2 Zur Geschichte des Projekts WoV

Von der Zielvorstellung ausgehend, die Verwaltung effizienter, schlanker und bürgerfreundlicher zu gestalten, war "New Public Management" in den Neunzigerjahren in aller Leute Mund. Heute redet niemand mehr davon, stattdessen hat sich der Begriff WoV, Wirkungsorientierte Verwaltungsführung, durchgesetzt.


Das Projekt WoV wurde bereits Mitte des vergangenen Jahrzehnts mit der Revision des Finanzhaushaltsgesetzes lanciert und gelangt nun, gut zehn Jahre später, zum Abschluss. In dieser Zeit wurden neue Gesetzesgrundlagen erarbeitet, mit Leistungsaufträgen und Gesamtkredit wurden neue Führungsinstrumente eingeführt und die Planungsinstrumente wurden besser aufeinander abgestimmt.

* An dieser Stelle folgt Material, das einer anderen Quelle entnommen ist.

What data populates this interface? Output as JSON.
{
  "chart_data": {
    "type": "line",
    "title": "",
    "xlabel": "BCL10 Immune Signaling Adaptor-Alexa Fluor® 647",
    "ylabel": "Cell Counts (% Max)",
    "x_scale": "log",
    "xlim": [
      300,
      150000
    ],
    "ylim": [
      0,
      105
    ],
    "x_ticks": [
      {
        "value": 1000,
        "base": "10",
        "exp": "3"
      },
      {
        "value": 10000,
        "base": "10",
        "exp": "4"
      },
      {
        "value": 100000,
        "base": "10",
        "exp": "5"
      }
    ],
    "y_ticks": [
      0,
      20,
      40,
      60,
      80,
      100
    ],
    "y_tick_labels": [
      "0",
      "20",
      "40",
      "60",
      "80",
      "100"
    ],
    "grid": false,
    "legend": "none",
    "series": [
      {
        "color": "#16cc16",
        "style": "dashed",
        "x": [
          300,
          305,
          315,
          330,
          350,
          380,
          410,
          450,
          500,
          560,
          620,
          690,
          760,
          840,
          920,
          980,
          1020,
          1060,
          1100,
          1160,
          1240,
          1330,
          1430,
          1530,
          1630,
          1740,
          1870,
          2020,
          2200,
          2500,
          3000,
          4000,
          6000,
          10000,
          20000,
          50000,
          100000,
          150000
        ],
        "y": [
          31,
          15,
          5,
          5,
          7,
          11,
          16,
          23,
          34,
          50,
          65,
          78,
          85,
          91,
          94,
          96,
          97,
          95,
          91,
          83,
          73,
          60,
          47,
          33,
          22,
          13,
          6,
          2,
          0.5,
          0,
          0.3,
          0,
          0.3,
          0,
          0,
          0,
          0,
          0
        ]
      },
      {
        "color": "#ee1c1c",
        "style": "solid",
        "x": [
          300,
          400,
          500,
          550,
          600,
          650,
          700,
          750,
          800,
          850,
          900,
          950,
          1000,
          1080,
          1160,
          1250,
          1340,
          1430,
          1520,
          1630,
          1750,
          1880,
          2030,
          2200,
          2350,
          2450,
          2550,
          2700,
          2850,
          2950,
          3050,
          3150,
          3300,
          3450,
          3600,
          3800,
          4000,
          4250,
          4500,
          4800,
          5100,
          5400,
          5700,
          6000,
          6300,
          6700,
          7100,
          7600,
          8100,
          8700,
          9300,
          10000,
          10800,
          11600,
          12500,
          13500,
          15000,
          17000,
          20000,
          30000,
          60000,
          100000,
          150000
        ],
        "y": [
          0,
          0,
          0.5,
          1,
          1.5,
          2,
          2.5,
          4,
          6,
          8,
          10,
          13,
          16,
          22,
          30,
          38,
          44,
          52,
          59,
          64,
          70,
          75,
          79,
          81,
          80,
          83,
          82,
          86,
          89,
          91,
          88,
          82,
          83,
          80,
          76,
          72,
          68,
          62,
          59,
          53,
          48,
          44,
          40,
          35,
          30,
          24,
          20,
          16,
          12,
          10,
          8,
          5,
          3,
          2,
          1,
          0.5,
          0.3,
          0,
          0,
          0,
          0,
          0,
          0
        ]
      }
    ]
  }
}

Nachdem das Parlament im September 2000 mit einer Vorlage über den Projektstand informiert worden war, bestimmte der Landrat den damaligen WoV-Ausschuss, bestehend aus vier GPK- und vier Finanzkommissionsmitgliedern, als Ansprechpartner für die WoV-Projektleitung. Im Oktober 2001 setzte die Regierung eine neue Projektleitung ein, die den Auftrag erhielt, einen Strategiebericht "Standortbestimmung und weiteres Vorgehen" zu erarbeiten. Im Herbst 2002 genehmigte der Regierungsrat die Pflichtenhefte des neu in Teilprojekte gegliederten Projekts Wirkungsorientierte Verwaltungsführung. Mit dem Verfahrenspostulat 2003/114 beantragten die GPK und die Finanzkommission unter anderem die Aufhebung des WoV-Ausschusses sowie die Einsetzung einer neunköpfigen Spezialkommission "Parlament und Verwaltung", die auch den WoV-Prozess der Verwaltung begleiten sollte. Vor den Sommerferien 2006 hat der Regierungsrat nun den Abschlussbericht des Projekts verabschiedet.



3 Kommissionsberatung

Kritische Aspekte


Nach zehn Jahren WoV hielt sich die Begeisterung über den Bericht in der Kommission in Grenzen. Man hätte nach dem Neuanfang im Jahre 2001 mehr erwartet. Leider aber waren jene Personen, die den Karren hätten ziehen müssen, in anderen Projekten engagiert, und auch von der Regierung wurde die Neuaufgleisung des Projektes zweifelsohne nicht prioritär gefördert. Eine pointierte Darstellung dessen, was effektiv geleistet wurde, was weitergeführt, abgeschlossen ist, und welches die Probleme sind, beziehungsweise wie diese gelöst werden könnten, fehlt im Bericht ebenso wie ein Gesamteindruck auf die Frage, ob und allenfalls wie WoV in der Verwaltung heute gelebt wird.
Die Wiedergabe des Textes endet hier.